A questão que coloca é bastante interessante, ainda que não de resposta fácil. Com efeito, os advérbios, além de constituírem uma classe muito heterogé[ê]nea, podem ainda ter interpretação distinta em contexto. A complexidade desta situação pode conduzir a classificações nem sempre coincidentes. No entanto, e no que se refere ao advérbio talvez, parece haver alguma coincidência na interpretação. Todas as gramáticas que consultei o consideram como modificador não apenas do grupo verbal, mas sim da frase. Por exemplo, Bechara, na Moderna Gramática Portuguesa, refere-se a um grupo de advérbios transfrásicos e dentro destes aponta aqueles que alteram o sentido ôntico da frase, ou seja «o valor de existência que se atribui ao “estado de coisas” designado pela oração (existência certa, negada, duvidosa, desejada, etc.)», pág. 293. Inclui neste número o advérbio talvez.
Na nova terminologia linguística os advérbios estão divididos em três grupos: os adjuntos, modificadores de verbos, adjectivos ou advérbios; os cone(c)tivos, que retomam ou relacionam frases, ou partes de texto, e os disjuntos, cujo sentido incide sobre a totalidade de uma frase. Esta divisão segue estudos recentes e baseia-se num conjunto de testes que permite identificar características comuns entre os vários advérbios.
Assim, para distinguir os advérbios disjuntos dos adjuntos, aplicam-se – entre outros descritos na Gramática da Língua Portuguesa, de Mira Mateus e outras, págs. 430 e 431 – testes sintácticos como a interrogação e a negação. Os advérbios adjuntos integram frases gramaticais na aplicação desses testes, contrariamente aos advérbios disjuntos. Vejamos:
(1) E somos poucos, aqui, não mais de cinquenta.
(1.1) É aqui que nós somos poucos [, não mais de cinquenta]?
(1.2) Não é aqui que nós somos poucos [, mas sim ali].
(2) Talvez devesse antes dizer de infortúnio.
(2.1) *É talvez que eu deva [devesse] antes dizer de infortúnio.
(2.2) *Não é talvez, mas sim possivelmente que eu deva antes dizer de infortúnio.
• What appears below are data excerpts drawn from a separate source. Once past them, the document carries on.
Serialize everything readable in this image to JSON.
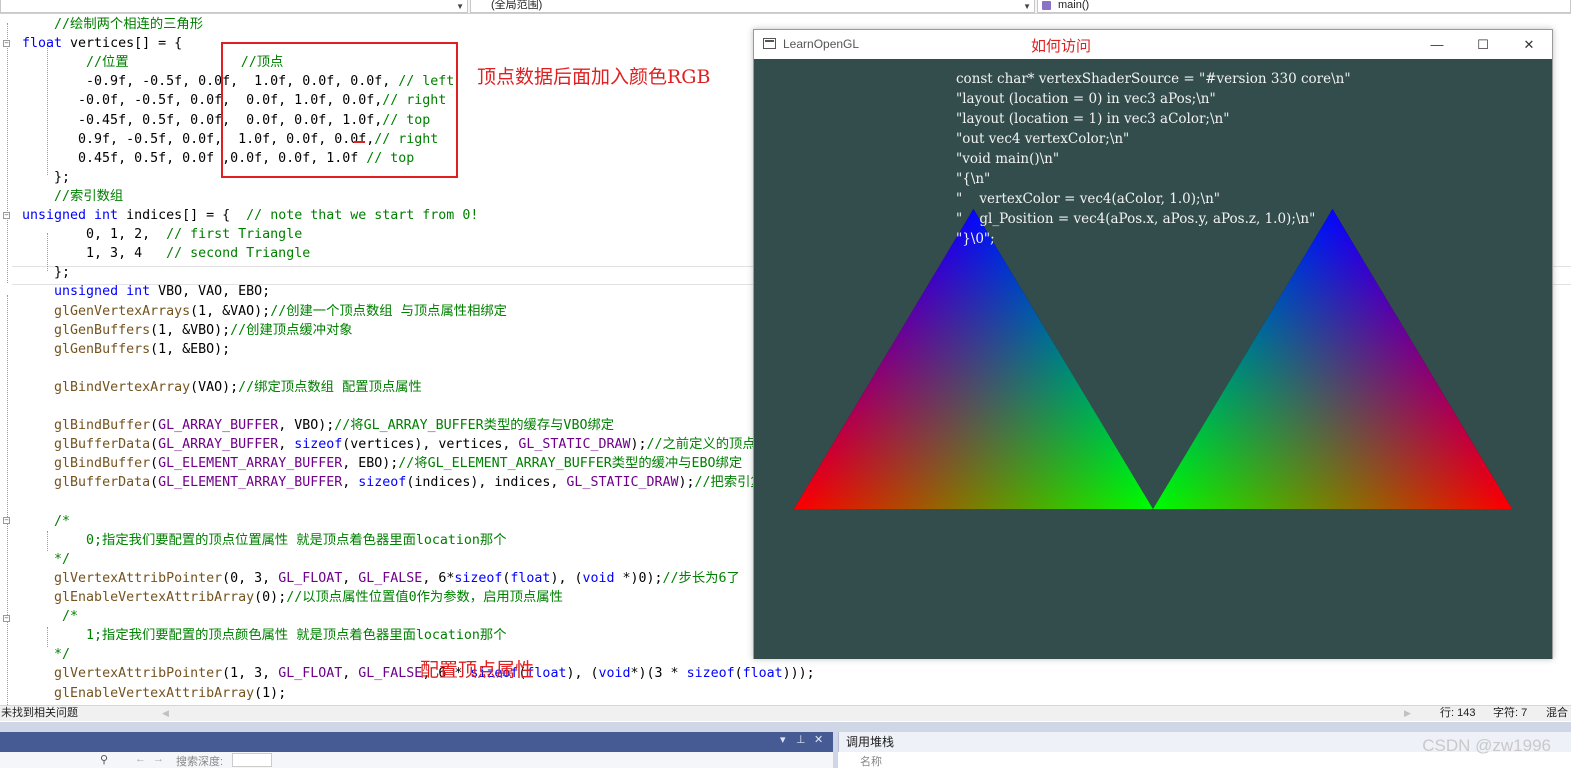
{
  "navbar": {
    "scope_combo": "(全局范围)",
    "function_combo": "main()"
  },
  "code_lines": [
    {
      "t": "    //绘制两个相连的三角形",
      "cls": "c-cm"
    },
    {
      "t": "    float vertices[] = {",
      "parts": [
        [
          "float",
          "c-kw"
        ],
        [
          " vertices[] = {",
          ""
        ]
      ]
    },
    {
      "t": "        //位置              //顶点",
      "cls": "c-cm"
    },
    {
      "t": "        -0.9f, -0.5f, 0.0f,  1.0f, 0.0f, 0.0f, // left",
      "parts": [
        [
          "        -0.9f, -0.5f, 0.0f,  1.0f, 0.0f, 0.0f, ",
          ""
        ],
        [
          "// left",
          "c-cm"
        ]
      ]
    },
    {
      "t": "       -0.0f, -0.5f, 0.0f,  0.0f, 1.0f, 0.0f,// right",
      "parts": [
        [
          "       -0.0f, -0.5f, 0.0f,  0.0f, 1.0f, 0.0f,",
          ""
        ],
        [
          "// right",
          "c-cm"
        ]
      ]
    },
    {
      "t": "       -0.45f, 0.5f, 0.0f,  0.0f, 0.0f, 1.0f,// top",
      "parts": [
        [
          "       -0.45f, 0.5f, 0.0f,  0.0f, 0.0f, 1.0f,",
          ""
        ],
        [
          "// top",
          "c-cm"
        ]
      ]
    },
    {
      "t": "       0.9f, -0.5f, 0.0f,  1.0f, 0.0f, 0.0f,// right",
      "parts": [
        [
          "       0.9f, -0.5f, 0.0f,  1.0f, 0.0f, 0.0f,",
          ""
        ],
        [
          "// right",
          "c-cm"
        ]
      ]
    },
    {
      "t": "       0.45f, 0.5f, 0.0f ,0.0f, 0.0f, 1.0f // top",
      "parts": [
        [
          "       0.45f, 0.5f, 0.0f ,0.0f, 0.0f, 1.0f ",
          ""
        ],
        [
          "// top",
          "c-cm"
        ]
      ]
    },
    {
      "t": "    };",
      "cls": ""
    },
    {
      "t": "    //索引数组",
      "cls": "c-cm"
    },
    {
      "t": "    unsigned int indices[] = {  // note that we start from 0!",
      "parts": [
        [
          "unsigned int",
          "c-kw"
        ],
        [
          " indices[] = {  ",
          ""
        ],
        [
          "// note that we start from 0!",
          "c-cm"
        ]
      ]
    },
    {
      "t": "        0, 1, 2,  // first Triangle",
      "parts": [
        [
          "        0, 1, 2,  ",
          ""
        ],
        [
          "// first Triangle",
          "c-cm"
        ]
      ]
    },
    {
      "t": "        1, 3, 4   // second Triangle",
      "parts": [
        [
          "        1, 3, 4   ",
          ""
        ],
        [
          "// second Triangle",
          "c-cm"
        ]
      ]
    },
    {
      "t": "    };",
      "cls": ""
    },
    {
      "t": "    unsigned int VBO, VAO, EBO;",
      "parts": [
        [
          "    ",
          ""
        ],
        [
          "unsigned int",
          "c-kw"
        ],
        [
          " VBO, VAO, EBO;",
          ""
        ]
      ]
    },
    {
      "t": "    glGenVertexArrays(1, &VAO);//创建一个顶点数组 与顶点属性相绑定",
      "parts": [
        [
          "    ",
          ""
        ],
        [
          "glGenVertexArrays",
          "c-fn"
        ],
        [
          "(1, &VAO);",
          ""
        ],
        [
          "//创建一个顶点数组 与顶点属性相绑定",
          "c-cm"
        ]
      ]
    },
    {
      "t": "    glGenBuffers(1, &VBO);//创建顶点缓冲对象",
      "parts": [
        [
          "    ",
          ""
        ],
        [
          "glGenBuffers",
          "c-fn"
        ],
        [
          "(1, &VBO);",
          ""
        ],
        [
          "//创建顶点缓冲对象",
          "c-cm"
        ]
      ]
    },
    {
      "t": "    glGenBuffers(1, &EBO);",
      "parts": [
        [
          "    ",
          ""
        ],
        [
          "glGenBuffers",
          "c-fn"
        ],
        [
          "(1, &EBO);",
          ""
        ]
      ]
    },
    {
      "t": "",
      "cls": ""
    },
    {
      "t": "    glBindVertexArray(VAO);//绑定顶点数组 配置顶点属性",
      "parts": [
        [
          "    ",
          ""
        ],
        [
          "glBindVertexArray",
          "c-fn"
        ],
        [
          "(VAO);",
          ""
        ],
        [
          "//绑定顶点数组 配置顶点属性",
          "c-cm"
        ]
      ]
    },
    {
      "t": "",
      "cls": ""
    },
    {
      "t": "    glBindBuffer(GL_ARRAY_BUFFER, VBO);//将GL_ARRAY_BUFFER类型的缓存与VBO绑定",
      "parts": [
        [
          "    ",
          ""
        ],
        [
          "glBindBuffer",
          "c-fn"
        ],
        [
          "(",
          ""
        ],
        [
          "GL_ARRAY_BUFFER",
          "c-mac"
        ],
        [
          ", VBO);",
          ""
        ],
        [
          "//将GL_ARRAY_BUFFER类型的缓存与VBO绑定",
          "c-cm"
        ]
      ]
    },
    {
      "t": "    glBufferData(GL_ARRAY_BUFFER, sizeof(vertices), vertices, GL_STATIC_DRAW);//之前定义的顶点数",
      "parts": [
        [
          "    ",
          ""
        ],
        [
          "glBufferData",
          "c-fn"
        ],
        [
          "(",
          ""
        ],
        [
          "GL_ARRAY_BUFFER",
          "c-mac"
        ],
        [
          ", ",
          ""
        ],
        [
          "sizeof",
          "c-kw"
        ],
        [
          "(vertices), vertices, ",
          ""
        ],
        [
          "GL_STATIC_DRAW",
          "c-mac"
        ],
        [
          ");",
          ""
        ],
        [
          "//之前定义的顶点数",
          "c-cm"
        ]
      ]
    },
    {
      "t": "    glBindBuffer(GL_ELEMENT_ARRAY_BUFFER, EBO);//将GL_ELEMENT_ARRAY_BUFFER类型的缓冲与EBO绑定",
      "parts": [
        [
          "    ",
          ""
        ],
        [
          "glBindBuffer",
          "c-fn"
        ],
        [
          "(",
          ""
        ],
        [
          "GL_ELEMENT_ARRAY_BUFFER",
          "c-mac"
        ],
        [
          ", EBO);",
          ""
        ],
        [
          "//将GL_ELEMENT_ARRAY_BUFFER类型的缓冲与EBO绑定",
          "c-cm"
        ]
      ]
    },
    {
      "t": "    glBufferData(GL_ELEMENT_ARRAY_BUFFER, sizeof(indices), indices, GL_STATIC_DRAW);//把索引复制",
      "parts": [
        [
          "    ",
          ""
        ],
        [
          "glBufferData",
          "c-fn"
        ],
        [
          "(",
          ""
        ],
        [
          "GL_ELEMENT_ARRAY_BUFFER",
          "c-mac"
        ],
        [
          ", ",
          ""
        ],
        [
          "sizeof",
          "c-kw"
        ],
        [
          "(indices), indices, ",
          ""
        ],
        [
          "GL_STATIC_DRAW",
          "c-mac"
        ],
        [
          ");",
          ""
        ],
        [
          "//把索引复制",
          "c-cm"
        ]
      ]
    },
    {
      "t": "",
      "cls": ""
    },
    {
      "t": "    /*",
      "cls": "c-cm"
    },
    {
      "t": "        0;指定我们要配置的顶点位置属性 就是顶点着色器里面location那个",
      "cls": "c-cm"
    },
    {
      "t": "    */",
      "cls": "c-cm"
    },
    {
      "t": "    glVertexAttribPointer(0, 3, GL_FLOAT, GL_FALSE, 6*sizeof(float), (void *)0);//步长为6了",
      "parts": [
        [
          "    ",
          ""
        ],
        [
          "glVertexAttribPointer",
          "c-fn"
        ],
        [
          "(0, 3, ",
          ""
        ],
        [
          "GL_FLOAT",
          "c-mac"
        ],
        [
          ", ",
          ""
        ],
        [
          "GL_FALSE",
          "c-mac"
        ],
        [
          ", 6*",
          ""
        ],
        [
          "sizeof",
          "c-kw"
        ],
        [
          "(",
          ""
        ],
        [
          "float",
          "c-kw"
        ],
        [
          "), (",
          ""
        ],
        [
          "void",
          "c-kw"
        ],
        [
          " *)0);",
          ""
        ],
        [
          "//步长为6了",
          "c-cm"
        ]
      ]
    },
    {
      "t": "    glEnableVertexAttribArray(0);//以顶点属性位置值0作为参数，启用顶点属性",
      "parts": [
        [
          "    ",
          ""
        ],
        [
          "glEnableVertexAttribArray",
          "c-fn"
        ],
        [
          "(0);",
          ""
        ],
        [
          "//以顶点属性位置值0作为参数，启用顶点属性",
          "c-cm"
        ]
      ]
    },
    {
      "t": "     /*",
      "cls": "c-cm"
    },
    {
      "t": "        1;指定我们要配置的顶点颜色属性 就是顶点着色器里面location那个",
      "cls": "c-cm"
    },
    {
      "t": "    */",
      "cls": "c-cm"
    },
    {
      "t": "    glVertexAttribPointer(1, 3, GL_FLOAT, GL_FALSE, 6 * sizeof(float), (void*)(3 * sizeof(float)));",
      "parts": [
        [
          "    ",
          ""
        ],
        [
          "glVertexAttribPointer",
          "c-fn"
        ],
        [
          "(1, 3, ",
          ""
        ],
        [
          "GL_FLOAT",
          "c-mac"
        ],
        [
          ", ",
          ""
        ],
        [
          "GL_FALSE",
          "c-mac"
        ],
        [
          ", 6 * ",
          ""
        ],
        [
          "sizeof",
          "c-kw"
        ],
        [
          "(",
          ""
        ],
        [
          "float",
          "c-kw"
        ],
        [
          "), (",
          ""
        ],
        [
          "void",
          "c-kw"
        ],
        [
          "*)(3 * ",
          ""
        ],
        [
          "sizeof",
          "c-kw"
        ],
        [
          "(",
          ""
        ],
        [
          "float",
          "c-kw"
        ],
        [
          ")));",
          ""
        ]
      ]
    },
    {
      "t": "    glEnableVertexAttribArray(1);",
      "parts": [
        [
          "    ",
          ""
        ],
        [
          "glEnableVertexAttribArray",
          "c-fn"
        ],
        [
          "(1);",
          ""
        ]
      ]
    }
  ],
  "annotations": {
    "color_note": "顶点数据后面加入颜色RGB",
    "how_access": "如何访问",
    "configure_attrib": "配置顶点属性"
  },
  "gl_window": {
    "title": "LearnOpenGL",
    "minimize": "—",
    "maximize": "☐",
    "close": "✕",
    "shader_lines": [
      "const char* vertexShaderSource = \"#version 330 core\\n\"",
      "\"layout (location = 0) in vec3 aPos;\\n\"",
      "\"layout (location = 1) in vec3 aColor;\\n\"",
      "\"out vec4 vertexColor;\\n\"",
      "\"void main()\\n\"",
      "\"{\\n\"",
      "\"    vertexColor = vec4(aColor, 1.0);\\n\"",
      "\"    gl_Position = vec4(aPos.x, aPos.y, aPos.z, 1.0);\\n\"",
      "\"}\\0\";"
    ],
    "clear_color": "#334d4d",
    "triangles": [
      {
        "vertices": [
          [
            -0.9,
            -0.5
          ],
          [
            0.0,
            -0.5
          ],
          [
            -0.45,
            0.5
          ]
        ],
        "colors": [
          "#ff0000",
          "#00ff00",
          "#0000ff"
        ]
      },
      {
        "vertices": [
          [
            0.9,
            -0.5
          ],
          [
            0.0,
            -0.5
          ],
          [
            0.45,
            0.5
          ]
        ],
        "colors": [
          "#ff0000",
          "#00ff00",
          "#0000ff"
        ]
      }
    ]
  },
  "statusbar": {
    "problems": "未找到相关问题",
    "line": "行: 143",
    "col": "字符: 7",
    "mode": "混合"
  },
  "bottom": {
    "right_header": "调用堆栈",
    "left_search": "搜索深度:",
    "right_col": "名称",
    "watermark": "CSDN @zw1996"
  }
}
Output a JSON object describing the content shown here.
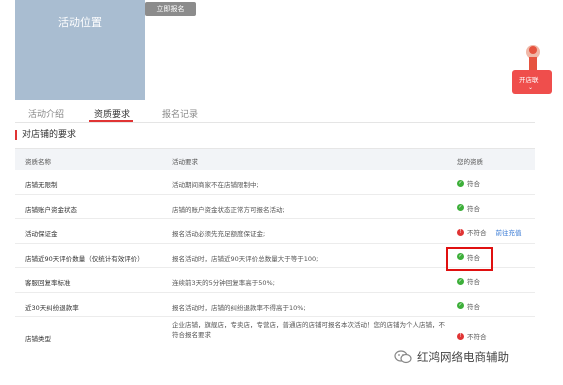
{
  "activity": {
    "image_label": "活动位置",
    "join_button": "立即报名"
  },
  "float_badge": {
    "label": "开店联",
    "chevron": "⌄"
  },
  "tabs": [
    {
      "label": "活动介绍",
      "active": false
    },
    {
      "label": "资质要求",
      "active": true
    },
    {
      "label": "报名记录",
      "active": false
    }
  ],
  "section_title": "对店铺的要求",
  "table": {
    "headers": [
      "资质名称",
      "活动要求",
      "您的资质"
    ],
    "rows": [
      {
        "name": "店铺无限制",
        "requirement": "活动期间商家不在店铺限制中;",
        "status": "符合",
        "status_type": "ok",
        "link": ""
      },
      {
        "name": "店铺账户资金状态",
        "requirement": "店铺的账户资金状态正常方可报名活动;",
        "status": "符合",
        "status_type": "ok",
        "link": ""
      },
      {
        "name": "活动保证金",
        "requirement": "报名活动必须先充足额度保证金;",
        "status": "不符合",
        "status_type": "bad",
        "link": "前往充值"
      },
      {
        "name": "店铺近90天评价数量（仅统计有效评价）",
        "requirement": "报名活动时，店铺近90天评价总数量大于等于100;",
        "status": "符合",
        "status_type": "ok",
        "link": ""
      },
      {
        "name": "客服回复率标准",
        "requirement": "连续前3天的5分钟回复率高于50%;",
        "status": "符合",
        "status_type": "ok",
        "link": ""
      },
      {
        "name": "近30天纠纷退款率",
        "requirement": "报名活动时，店铺的纠纷退款率不得高于10%;",
        "status": "符合",
        "status_type": "ok",
        "link": ""
      },
      {
        "name": "店铺类型",
        "requirement": "企业店铺，旗舰店，专卖店，专营店，普通店的店铺可报名本次活动！您的店铺为个人店铺，不符合报名要求",
        "status": "不符合",
        "status_type": "bad",
        "link": ""
      }
    ]
  },
  "watermark": {
    "text": "红鸿网络电商辅助"
  },
  "colors": {
    "accent": "#e03434",
    "ok": "#3daf3a",
    "link": "#3a7bd5",
    "image_bg": "#a9bdd1"
  }
}
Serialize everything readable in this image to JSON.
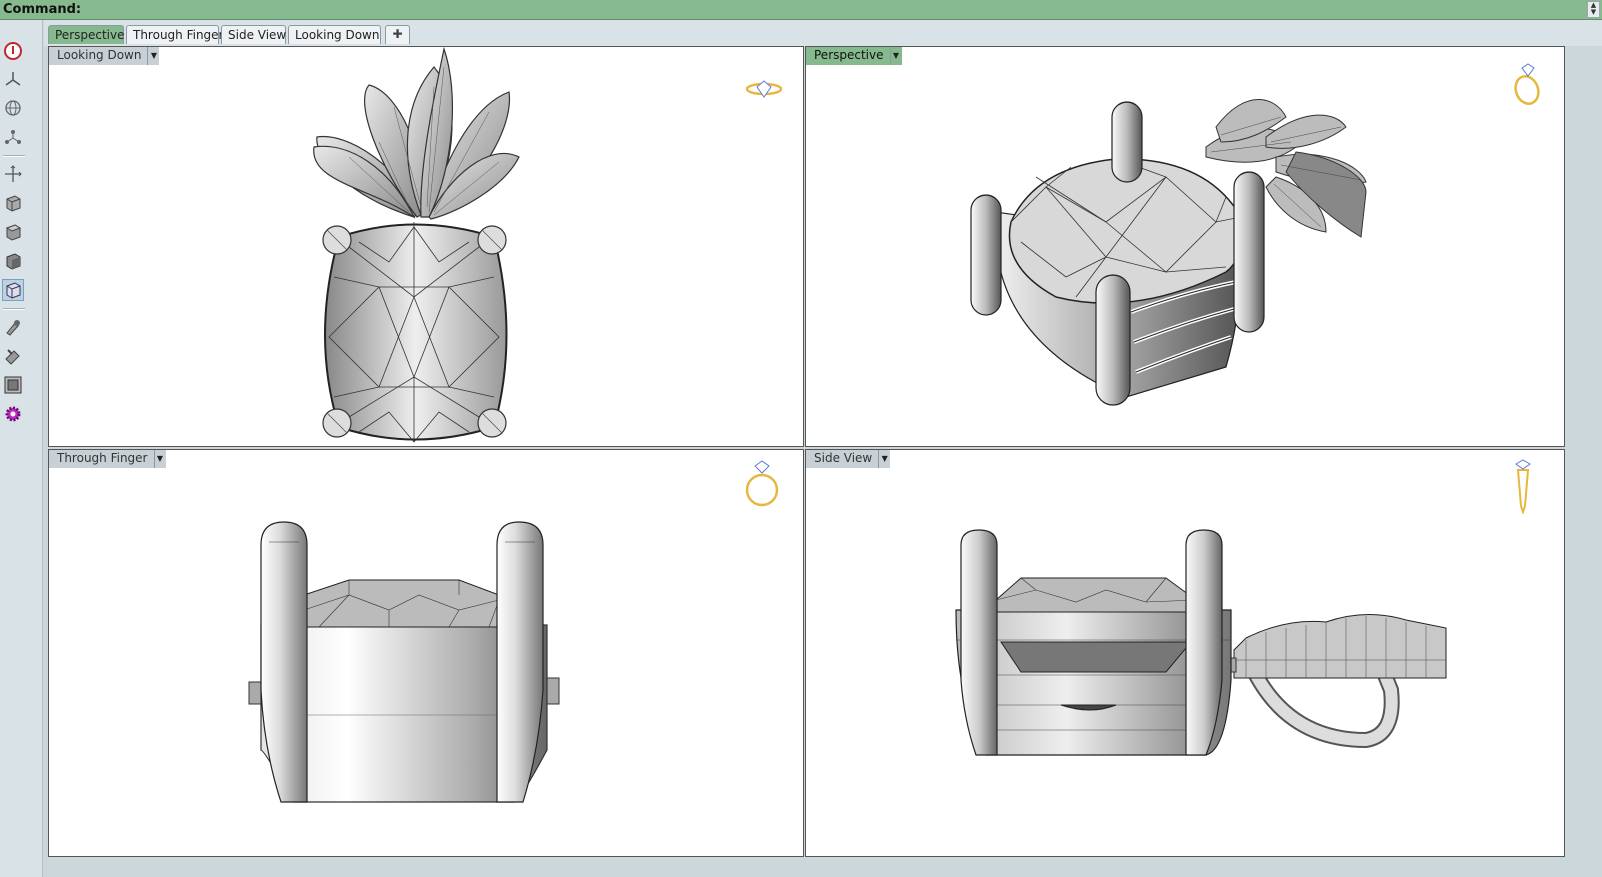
{
  "command_bar": {
    "label": "Command:",
    "scroll_icon": "scroll-arrows-icon"
  },
  "toolbar": {
    "buttons": [
      "cancel-icon",
      "planar-icon",
      "globe-icon",
      "osnap-icon",
      "gumball-icon",
      "wireframe-icon",
      "shaded-icon",
      "rendered-icon",
      "ghosted-icon",
      "paint-brush-icon",
      "properties-icon",
      "viewport-icon",
      "gear-icon"
    ],
    "active_index": 8
  },
  "tabs": {
    "items": [
      "Perspective",
      "Through Finger",
      "Side View",
      "Looking Down"
    ],
    "active": "Perspective",
    "add_icon": "plus-icon"
  },
  "viewports": {
    "top_left": {
      "label": "Looking Down",
      "nav_icon": "ring-top-icon",
      "active": false
    },
    "top_right": {
      "label": "Perspective",
      "nav_icon": "ring-perspective-icon",
      "active": true
    },
    "bottom_left": {
      "label": "Through Finger",
      "nav_icon": "ring-front-icon",
      "active": false
    },
    "bottom_right": {
      "label": "Side View",
      "nav_icon": "ring-side-icon",
      "active": false
    }
  },
  "colors": {
    "accent": "#86b98e",
    "gold": "#e6b840",
    "diamond": "#5b7bd8"
  }
}
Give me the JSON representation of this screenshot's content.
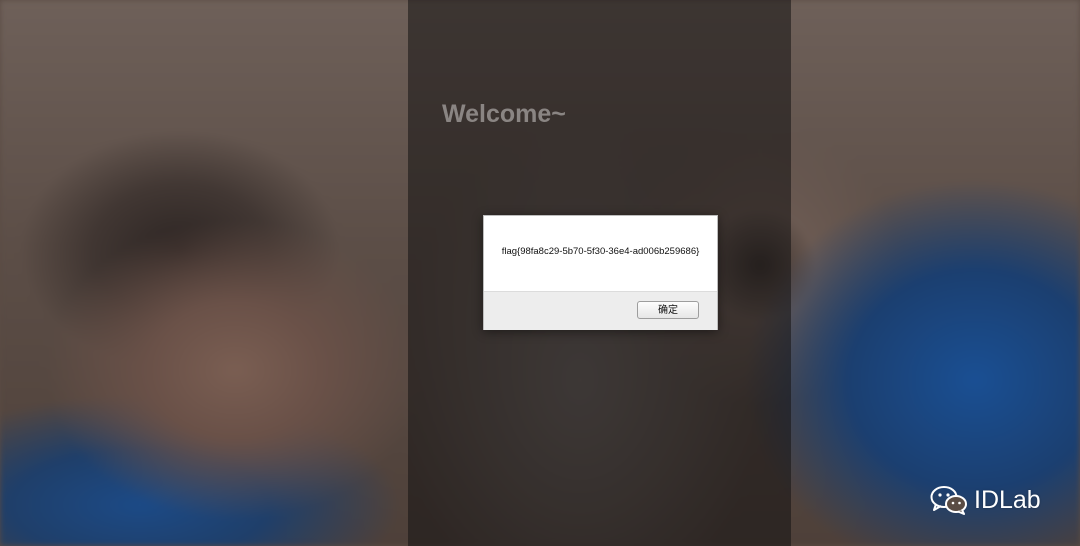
{
  "page": {
    "welcome_text": "Welcome~"
  },
  "alert_dialog": {
    "message": "flag{98fa8c29-5b70-5f30-36e4-ad006b259686}",
    "ok_label": "确定"
  },
  "watermark": {
    "icon": "wechat-icon",
    "text": "IDLab"
  },
  "colors": {
    "overlay_panel": "#141212",
    "welcome_text": "#8a8583",
    "dialog_body": "#ffffff",
    "dialog_footer": "#ededed",
    "watermark_text": "#ffffff"
  }
}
A aplicação destes dois testes permite-nos integrar os dois advérbios em apreço em grupos distintos e verificar que aqui se comporta como os outros advérbios adjuntos, do mesmo modo que talvez se pode associar aos outros advérbios disjuntos.
Claro que isso não invalida restrições de construção que lhe são específicas, e uma delas é o facto de, como referem Ana Costa e João Costa na obra O Que É Um Advérbio?, pág. 45, implicar o uso de conjuntivo sempre que ocorre em posição pré-verbal. Com efeito, se o advérbio for colocado depois do verbo, esse já não vai para o conjuntivo:
(3) Devo/deve talvez antes dizer de infortúnio.
Quanto à sua dúvida inicial, nada encontrei que permita admitir que um advérbio disjunto possa ser considerado adjunto. Encontrei, isso sim, referência à possibilidade de um advérbio adjunto pertencer a mais do que uma subdivisão, ou seja, veicular mais do que um sentido, dependendo do contexto.